Développement de l’interface utilisateur

Spécification

Il est demandé d’identifier :

  1. Les exigences pouvant être soumises aux essais.
  2. Si une documentation et/ou une formation sont nécessaires pour une utilisation sécurisée du dispositif.

Définition des plans d’évaluation

La norme repose sur 2 types d’évaluation de l’interface utilisateur (IU) :

  1. Évaluation formative : réalisée au fil du processus de la conception et du développement de l’IU. Il s’agit de valider durant le développement que l’interface est utilisable de manière correcte. Le fabricant peut par exemple tester en interne une partie de l’interface dès qu’elle est “présentable”. Cette évaluation va alimenter en permanence les données d’entrée de la conception, elle est susceptible de modifier la spécification de l’IU en révélant des nouvelles erreurs d’utilisation possibles, de nouvelles situations dangereuses…
  2. Évaluation sommative : effectuée une fois la conception du dispositif terminée, elle permet d’apporter des preuves tangibles sur l’utilisation du dispositif en toute sécurité.

Les plans d’évaluation contiennent les objectifs et les méthodes d’évaluation.
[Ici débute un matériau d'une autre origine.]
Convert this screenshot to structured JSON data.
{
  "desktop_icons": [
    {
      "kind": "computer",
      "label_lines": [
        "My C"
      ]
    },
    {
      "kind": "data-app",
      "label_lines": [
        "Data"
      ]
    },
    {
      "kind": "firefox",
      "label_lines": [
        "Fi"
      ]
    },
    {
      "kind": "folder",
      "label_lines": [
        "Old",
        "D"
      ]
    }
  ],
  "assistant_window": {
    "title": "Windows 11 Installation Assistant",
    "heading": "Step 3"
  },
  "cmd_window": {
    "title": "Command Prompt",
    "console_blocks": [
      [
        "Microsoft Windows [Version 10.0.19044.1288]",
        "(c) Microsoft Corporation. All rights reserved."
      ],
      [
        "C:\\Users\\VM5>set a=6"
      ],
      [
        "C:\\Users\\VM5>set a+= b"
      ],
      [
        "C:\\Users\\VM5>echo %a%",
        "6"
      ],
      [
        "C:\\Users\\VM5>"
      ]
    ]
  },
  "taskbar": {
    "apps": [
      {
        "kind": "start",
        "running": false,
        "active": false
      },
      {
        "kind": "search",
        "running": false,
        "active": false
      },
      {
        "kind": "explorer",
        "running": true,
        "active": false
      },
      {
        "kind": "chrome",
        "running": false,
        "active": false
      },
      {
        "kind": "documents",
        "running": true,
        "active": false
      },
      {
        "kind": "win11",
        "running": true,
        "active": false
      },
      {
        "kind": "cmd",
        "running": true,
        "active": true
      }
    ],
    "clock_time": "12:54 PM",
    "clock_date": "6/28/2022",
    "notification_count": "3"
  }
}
En cas d’essais d’aptitude à l’utilisation il faudra documenter le profil des utilisateurs, l’environnent d’essai… autant de preuve que les essais sont représentatifs des spécifications de l’utilisation.

Conception et Mise en œuvre de l’IU

Le processus conception est développement suit son cours, en concevant l’interface utilisateur, en la mettant en œuvre et en réalisant l’évaluation formative au fur et à mesure des délivrables.

Si la spécification de l’IU le demande la capacité de formation est également conçue et mise en œuvre (créer des supports de formation et l’intendance nécessaire)

Évaluation sommative

L’évaluation sommative se fait selon les scénarios sélectionnés en respectant le plan en matière de profils d’utilisateurs, d’environnement d’essais, d’utilisation de documentation d’accompagnement, de formation.

Si cette évaluation met en évidence des améliorations possibles de l’IU pour la sécurité, il faudra reprendre le processus à l’étape adaptée.